Eisenhower fu del Partito repubblicano, fu presidente della repubblica statunitense. La sua presidenza si caratterizzò per un allargamento delle competenze degli Stati e per misure di liberalizzazione dell’economia e, in politica estera, per il tentativo di contenere l’espansione del comunismo lanciando la cd. dottrina E., che offriva aiuto militare ai paesi del Medio Oriente.

Durante la seconda guerra mondiale, diresse dapprima la divisione piani di guerra; successivamente (giugno 1942) fu comandante in capo delle forze americane in Europa; guidò le operazioni per lo sbarco nell’Africa del Nord (nov. 1942) e l’occupazione della Tunisia e dell’Italia (1943); nel dic. 1943 fu nominato comandante supremo delle forze di spedizione alleate in Europa.
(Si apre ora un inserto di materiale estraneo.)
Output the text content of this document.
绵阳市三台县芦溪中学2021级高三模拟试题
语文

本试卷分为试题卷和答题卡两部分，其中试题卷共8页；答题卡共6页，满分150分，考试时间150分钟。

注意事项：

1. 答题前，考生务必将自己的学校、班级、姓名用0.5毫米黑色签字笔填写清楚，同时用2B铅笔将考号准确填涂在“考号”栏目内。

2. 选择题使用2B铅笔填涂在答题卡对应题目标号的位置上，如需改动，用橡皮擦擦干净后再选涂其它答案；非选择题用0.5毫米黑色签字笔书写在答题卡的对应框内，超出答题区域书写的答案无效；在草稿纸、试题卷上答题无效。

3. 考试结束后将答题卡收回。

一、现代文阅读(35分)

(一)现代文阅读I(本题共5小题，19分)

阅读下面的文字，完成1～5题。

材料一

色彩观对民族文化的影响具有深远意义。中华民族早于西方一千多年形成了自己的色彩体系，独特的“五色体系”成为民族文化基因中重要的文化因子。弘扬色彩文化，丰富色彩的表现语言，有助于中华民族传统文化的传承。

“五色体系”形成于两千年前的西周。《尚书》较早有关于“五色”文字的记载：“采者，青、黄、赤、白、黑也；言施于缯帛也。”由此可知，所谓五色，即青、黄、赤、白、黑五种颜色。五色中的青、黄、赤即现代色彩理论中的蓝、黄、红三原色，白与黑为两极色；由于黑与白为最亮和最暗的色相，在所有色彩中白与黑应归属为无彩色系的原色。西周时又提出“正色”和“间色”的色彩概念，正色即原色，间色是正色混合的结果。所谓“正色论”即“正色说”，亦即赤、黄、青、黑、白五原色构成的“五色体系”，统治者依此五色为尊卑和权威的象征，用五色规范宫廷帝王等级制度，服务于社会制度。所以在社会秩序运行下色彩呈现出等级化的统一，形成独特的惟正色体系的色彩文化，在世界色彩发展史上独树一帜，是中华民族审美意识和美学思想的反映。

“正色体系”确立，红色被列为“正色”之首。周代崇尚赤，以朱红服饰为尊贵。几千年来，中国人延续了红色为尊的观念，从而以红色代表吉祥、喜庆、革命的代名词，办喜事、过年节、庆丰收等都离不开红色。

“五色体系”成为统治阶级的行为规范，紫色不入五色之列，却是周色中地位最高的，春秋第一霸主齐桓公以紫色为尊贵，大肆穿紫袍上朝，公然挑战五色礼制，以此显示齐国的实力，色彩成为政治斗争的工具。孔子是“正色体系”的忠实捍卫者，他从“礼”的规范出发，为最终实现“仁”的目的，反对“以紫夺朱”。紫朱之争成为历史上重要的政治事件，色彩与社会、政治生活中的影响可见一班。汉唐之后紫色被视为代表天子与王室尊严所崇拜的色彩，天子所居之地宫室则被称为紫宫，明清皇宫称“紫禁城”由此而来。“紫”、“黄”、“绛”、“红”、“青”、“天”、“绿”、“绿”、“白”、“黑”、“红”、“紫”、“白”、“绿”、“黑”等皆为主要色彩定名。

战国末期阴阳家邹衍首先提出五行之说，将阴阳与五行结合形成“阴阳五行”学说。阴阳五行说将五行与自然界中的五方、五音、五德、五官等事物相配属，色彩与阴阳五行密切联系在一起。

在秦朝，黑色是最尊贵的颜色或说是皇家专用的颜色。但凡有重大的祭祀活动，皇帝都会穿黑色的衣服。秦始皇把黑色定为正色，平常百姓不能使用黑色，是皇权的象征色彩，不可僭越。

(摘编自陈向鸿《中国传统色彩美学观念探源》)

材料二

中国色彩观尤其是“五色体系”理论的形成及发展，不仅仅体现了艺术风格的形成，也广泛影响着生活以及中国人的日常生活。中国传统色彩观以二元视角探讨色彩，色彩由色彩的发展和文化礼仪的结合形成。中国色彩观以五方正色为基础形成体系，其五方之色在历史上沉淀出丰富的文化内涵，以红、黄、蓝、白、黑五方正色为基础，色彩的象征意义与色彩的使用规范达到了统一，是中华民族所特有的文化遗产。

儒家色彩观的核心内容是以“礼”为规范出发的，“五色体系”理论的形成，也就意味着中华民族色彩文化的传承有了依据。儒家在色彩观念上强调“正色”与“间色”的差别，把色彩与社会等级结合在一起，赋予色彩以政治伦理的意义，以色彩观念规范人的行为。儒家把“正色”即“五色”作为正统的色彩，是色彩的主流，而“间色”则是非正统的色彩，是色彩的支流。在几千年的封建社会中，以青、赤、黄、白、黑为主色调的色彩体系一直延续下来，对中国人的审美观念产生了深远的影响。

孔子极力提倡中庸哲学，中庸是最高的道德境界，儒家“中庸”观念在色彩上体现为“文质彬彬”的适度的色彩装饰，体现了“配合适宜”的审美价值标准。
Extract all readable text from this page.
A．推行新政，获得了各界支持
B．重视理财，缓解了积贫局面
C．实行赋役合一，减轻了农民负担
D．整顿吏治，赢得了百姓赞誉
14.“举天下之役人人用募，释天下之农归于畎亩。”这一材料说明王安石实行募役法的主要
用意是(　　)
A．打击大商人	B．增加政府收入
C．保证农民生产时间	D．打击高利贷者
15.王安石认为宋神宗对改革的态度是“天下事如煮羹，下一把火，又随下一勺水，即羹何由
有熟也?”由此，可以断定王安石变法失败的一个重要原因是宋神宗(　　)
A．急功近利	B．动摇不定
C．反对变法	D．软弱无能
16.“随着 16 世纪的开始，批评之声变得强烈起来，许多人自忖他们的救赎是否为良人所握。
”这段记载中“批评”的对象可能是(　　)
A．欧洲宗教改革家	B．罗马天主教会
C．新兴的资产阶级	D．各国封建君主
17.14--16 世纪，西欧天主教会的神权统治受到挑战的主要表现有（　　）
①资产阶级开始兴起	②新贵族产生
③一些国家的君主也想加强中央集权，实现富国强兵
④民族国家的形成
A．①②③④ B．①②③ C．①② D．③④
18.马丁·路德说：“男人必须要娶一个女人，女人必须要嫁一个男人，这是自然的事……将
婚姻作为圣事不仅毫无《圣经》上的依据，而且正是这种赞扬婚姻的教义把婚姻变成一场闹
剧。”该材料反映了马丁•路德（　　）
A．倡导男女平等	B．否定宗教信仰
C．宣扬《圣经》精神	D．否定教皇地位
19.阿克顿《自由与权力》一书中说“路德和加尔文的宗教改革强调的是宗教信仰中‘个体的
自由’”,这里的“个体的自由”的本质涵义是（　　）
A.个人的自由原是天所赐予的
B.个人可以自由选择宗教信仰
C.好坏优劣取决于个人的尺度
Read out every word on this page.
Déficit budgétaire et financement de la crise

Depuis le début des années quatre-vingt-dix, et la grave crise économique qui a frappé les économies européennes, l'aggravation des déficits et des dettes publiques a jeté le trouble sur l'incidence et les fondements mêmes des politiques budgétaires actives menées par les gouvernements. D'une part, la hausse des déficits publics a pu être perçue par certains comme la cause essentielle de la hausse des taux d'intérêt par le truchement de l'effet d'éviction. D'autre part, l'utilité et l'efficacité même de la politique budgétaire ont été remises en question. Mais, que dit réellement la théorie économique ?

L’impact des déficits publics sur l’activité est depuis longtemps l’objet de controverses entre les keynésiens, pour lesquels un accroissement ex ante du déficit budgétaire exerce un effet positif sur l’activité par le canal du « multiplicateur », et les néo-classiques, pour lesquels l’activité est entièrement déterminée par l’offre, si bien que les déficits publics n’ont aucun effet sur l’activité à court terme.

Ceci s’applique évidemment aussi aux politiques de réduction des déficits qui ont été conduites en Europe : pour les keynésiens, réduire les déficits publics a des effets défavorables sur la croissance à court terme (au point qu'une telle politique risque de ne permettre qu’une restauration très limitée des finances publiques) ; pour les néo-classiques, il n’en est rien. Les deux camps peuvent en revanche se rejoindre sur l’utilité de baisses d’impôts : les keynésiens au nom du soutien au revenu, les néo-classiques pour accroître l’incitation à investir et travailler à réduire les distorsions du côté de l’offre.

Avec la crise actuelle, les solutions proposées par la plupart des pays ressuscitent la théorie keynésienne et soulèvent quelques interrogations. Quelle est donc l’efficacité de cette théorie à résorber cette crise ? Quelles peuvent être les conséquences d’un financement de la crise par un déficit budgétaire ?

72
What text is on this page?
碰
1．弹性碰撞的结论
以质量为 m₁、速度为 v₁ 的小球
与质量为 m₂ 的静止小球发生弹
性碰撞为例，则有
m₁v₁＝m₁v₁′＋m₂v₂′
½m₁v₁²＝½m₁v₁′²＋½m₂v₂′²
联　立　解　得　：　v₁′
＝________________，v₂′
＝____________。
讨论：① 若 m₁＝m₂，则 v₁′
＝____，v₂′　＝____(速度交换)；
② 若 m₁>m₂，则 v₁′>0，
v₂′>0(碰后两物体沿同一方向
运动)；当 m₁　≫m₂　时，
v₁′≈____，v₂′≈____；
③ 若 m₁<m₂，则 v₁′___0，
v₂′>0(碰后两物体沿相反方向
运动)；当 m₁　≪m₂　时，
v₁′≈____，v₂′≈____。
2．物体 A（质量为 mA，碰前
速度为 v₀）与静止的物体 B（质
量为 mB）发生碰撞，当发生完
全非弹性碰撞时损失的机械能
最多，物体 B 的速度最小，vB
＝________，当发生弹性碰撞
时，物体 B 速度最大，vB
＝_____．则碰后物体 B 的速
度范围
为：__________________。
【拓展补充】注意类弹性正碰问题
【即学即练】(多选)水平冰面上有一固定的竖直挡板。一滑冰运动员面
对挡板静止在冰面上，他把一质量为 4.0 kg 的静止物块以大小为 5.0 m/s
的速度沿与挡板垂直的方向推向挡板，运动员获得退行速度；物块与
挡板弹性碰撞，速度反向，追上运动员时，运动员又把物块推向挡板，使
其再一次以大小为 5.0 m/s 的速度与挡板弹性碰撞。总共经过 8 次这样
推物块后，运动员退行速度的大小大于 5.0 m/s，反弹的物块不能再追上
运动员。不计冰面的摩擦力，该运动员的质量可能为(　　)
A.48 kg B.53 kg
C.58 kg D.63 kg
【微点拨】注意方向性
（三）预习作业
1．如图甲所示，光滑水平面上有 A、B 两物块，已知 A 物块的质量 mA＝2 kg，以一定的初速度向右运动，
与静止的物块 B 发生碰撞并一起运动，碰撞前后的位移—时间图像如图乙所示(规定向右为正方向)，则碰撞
Capo di S. M. generale degli USA, dal nov. 1945 attuò la smobilitazione delle forze armate americane in Europa, lasciando l’esercito nel febbr. 1948. Dal maggio 1948 al genn. 1953 fu presidente della Columbia University. In conseguenza della tensione sempre più sensibile fra l’URSS e l’Occidente, il 19 dic. 1950 fu richiamato in servizio e nominato da Truman capo supremo delle forze armate del Pattoatlantico.

L’11 luglio 1955 il presidente degli Stati Uniti d’America Dwight D. Eisenhower firma una legge che obbliga a scrivere sulle banconote la frase In God We Trust, la cui traduzione in italiano è Confidiamo in Dio., designato nel 1956 come motto nazionale degli Stati Uniti.